Plasma analysis included SARS-CoV-2 receptor-binding domain (RBD) spike-specific antibody levels, surrogate neutralizing antibody activities, and antibody avidity; 18-plex cytokine and chemokine quantification (Luminex); and unbiased LC/MS-based mapping of plasma proteins. These data and their analyses uncovered plasma factors that persist for months post-acute SARS-CoV-2 infection (fig. S1B-C), and also expected antibody dynamics, with increased quality and durability of antibody responses in those with severe disease (fig. S1A). No sustained alterations in plasma factors (i.e., proteins or cytokines/chemokines from LC/MS and Luminex analysis) were observed in mild post-COVID-19 (M:2-4mo and M:4-12mo, fig. S1B-C) compared to healthy study participants. In contrast, we observed a persistent and distinctive active plasma response featuring inflammatory cytokines (IL-6, IL-8) (fig. S1C), immune complement (C1QA, C1R, C3, C4A), and vascular response factors (SAA1, ORM1, LBP, fibrinogen-FGG/FGA, LRG1) in early convalescent severe COVID-19 study participants (S:2-4mo) (fig. S1B). Levels of acute-phase proteins and platelet factors were elevated in both S:2-4mo and nonCoV, compared to healthy study participants (fig. S1B). These data establish the presence of a months-long activation of immune complement and vascular response factors that could contribute to post-COVID-19 sequelae (fig. S1B-C and Supplementary text). Importantly, in late convalescence following severe COVID-19 (S:4-12mo), there were no significant alterations in plasma factors by LC/MS compared to healthy donors, indicating a full resolution of the active plasma response and overt inflammation at the protein level (fig. S1B). This suggests that any persistent changes in cellular composition or phenotypes in late convalescence of study participants with severe COVID-19 are independent of an ongoing and active inflammatory program and hence point to epigenetic mechanisms behind prolonged effects of COVID-19.
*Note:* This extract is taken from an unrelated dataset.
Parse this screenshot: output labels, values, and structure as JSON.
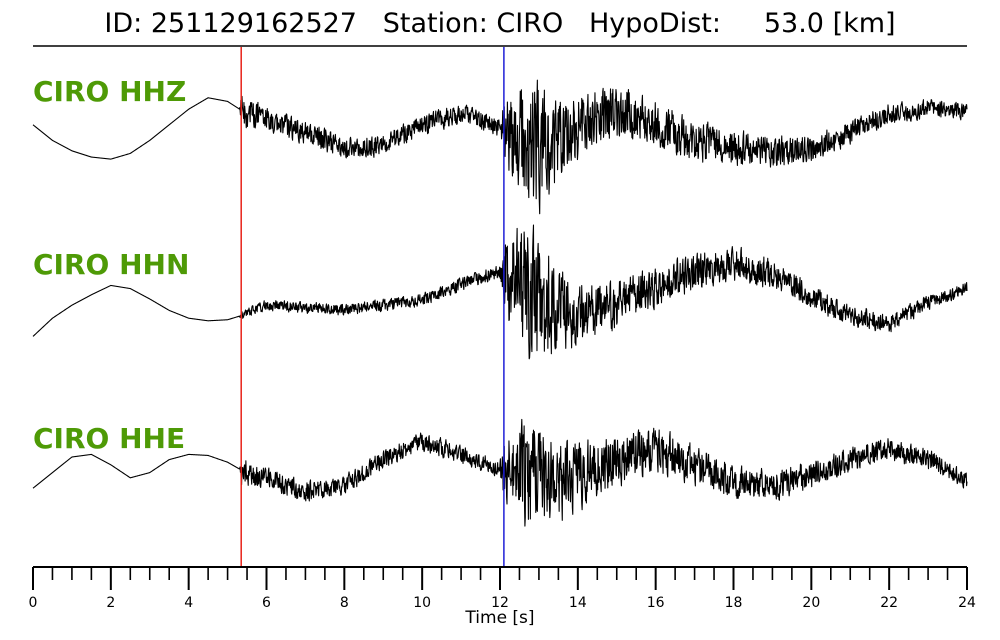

To overcome the challenges of obtaining HSPC to study hematopoiesis and central trained immunity in human cohorts, we developed an experimental workflow to enrich for HSPC, enabling their in-depth study paired with the mature immune cell populations from the same donor, termed Peripheral Blood Mononuclear Cell analysis with Progenitor Input Enrichment (PBMC-PIE). Rare circulating CD34+ HSPC (~0.05% of PBMCs) were enriched by sequential antibody-conjugated bead-based enrichment and FACS sorting from PBMCs and “spiked” into sorted PBMCs from the same donor at an approximate ratio of 1:10, a 200-fold enrichment of their original frequency. This approach is particularly suitable for singlecell profiling; we profiled PBMC-PIE samples from a subset of our cohort (n=32) using single-cell transcriptomic and epigenomic assays. These genomic profiles were complemented by additional bulk ATAC-seq profiling of sorted CD14+ monocytes (total of 27, all groups) and peripheral CD34+ HSPC (total of 13, all groups) to increase our detection power for differential analyses (Fig. 1A, right; data S1-2).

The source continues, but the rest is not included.